Şimdi buradan bir müjdeyi de DDY ve Şeker Fabrikalarında çalışan geçici işçi kardeşlerimizle paylaşmak istiyoruz. Ben milletvekili olduğum günden beri, partimiz bu konuyla ilgli çok ciddi çaba sarf etmekte. Çalışma Bakanı Bilgin dün mecliste DDY ve Şeker Fabrikalarında çalışan geçici işçilerin kadro sorununun çözüleceğini söz verdi. Meclis tutanaklarına geçirdik. DDY ve Şeker işçilerine hayırlı olsun.

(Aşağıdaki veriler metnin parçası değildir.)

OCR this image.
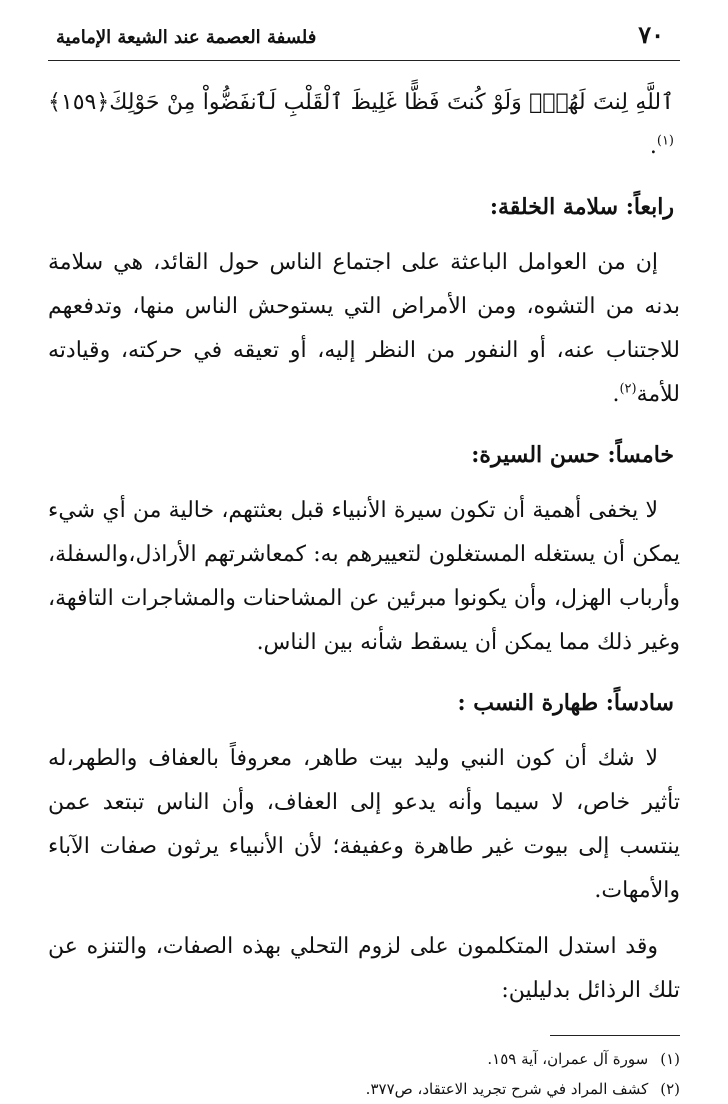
٧٠
فلسفة العصمة عند الشيعة الإمامية
ٱللَّهِ لِنتَ لَهُمْۖ وَلَوْ كُنتَ فَظًّا غَلِيظَ ٱلْقَلْبِ لَٱنفَضُّواْ مِنْ حَوْلِكَ﴿١٥٩﴾$^{(١)}$.
رابعاً: سلامة الخلقة:

إن من العوامل الباعثة على اجتماع الناس حول القائد، هي سلامة بدنه من التشوه، ومن الأمراض التي يستوحش الناس منها، وتدفعهم للاجتناب عنه، أو النفور من النظر إليه، أو تعيقه في حركته، وقيادته للأمة$^{(٢)}$.

خامساً: حسن السيرة:

لا يخفى أهمية أن تكون سيرة الأنبياء قبل بعثتهم، خالية من أي شيء يمكن أن يستغله المستغلون لتعييرهم به: كمعاشرتهم الأراذل،والسفلة، وأرباب الهزل، وأن يكونوا مبرئين عن المشاحنات والمشاجرات التافهة، وغير ذلك مما يمكن أن يسقط شأنه بين الناس.

سادساً: طهارة النسب :

لا شك أن كون النبي وليد بيت طاهر، معروفاً بالعفاف والطهر،له تأثير خاص، لا سيما وأنه يدعو إلى العفاف، وأن الناس تبتعد عمن ينتسب إلى بيوت غير طاهرة وعفيفة؛ لأن الأنبياء يرثون صفات الآباء والأمهات.

وقد استدل المتكلمون على لزوم التحلي بهذه الصفات، والتنزه عن تلك الرذائل بدليلين:

(١)
سورة آل عمران، آية ١٥٩.
(٢)
كشف المراد في شرح تجريد الاعتقاد، ص٣٧٧.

SEVGİLİ EYT'LİLER KALKIN AYAĞA!

Yıllardan beri Türkiye'nin gündeminde olan EYT meselesi.Bu EYT Meselesi hükümetin kendi isteğiyle yaptığı ele aldığı bir konu değildir. Bu tamamen özellikle EYT derneklerinin yapmış olduğu eylemler, CHP'nin hiç durmadan gündeme getirmesi, Genel Başkanımız Kemal Kılıçdaroğlu'nun sürekli gündemde tutması neticesinde çözemeyiz dedikleri sorunu çözeceklerini ifade ettiler. Sayın Bakan bilgin, 11 Kasım 2022'de plan bütçe komisyonunda “Prim gün sayısı, hizmet yılı şartlarını yerine getiren herkes emekli olacak dedi. Yani 9 Eylül 1999 öncesindeki şartları taşıyan herkes emekli olacak dedi.Bu şartları ilk aşamada sağlayan 1 buçuk milyon insan var dedi.Bütün çalışmalarımız hazır dedi. Şimdi ipe un seriyor. Sevgili EYT'liler kalkın ayağa. Hükümet siz ayağa kalktığını için bu noktaya geldi. Siz ayağa kalkmazsanız,yeniden bir yaş şartı getirecekler. 48-50,50-52 yaşları tartışılıyor. Vicdansızlar, yeni yaş şartı getirmek nedir? Böyle bir tutarsızlık olmaz. Anket sonuçlarını görünce AKP, başı kesilmiş tavuk gibi bir o duvara, bir bu duvara çarpıyor.EYT'lilerin talebi net, bizim talebimiz net. 99 da primi tutan, günü tutan herkesin emekli edilmesi gerekiyor. Şimdi topu birbirlerine atıyorlar.Yaş şartında Nebati'yi geçemiyorlarmış. Bu şart AKP'ye mi, Erdoğan'a mı takılıyor. EYT'lilerin haklarını savunmaya, sokakta meydanlarda onlarla mücadele etmeye devam edeceğiz.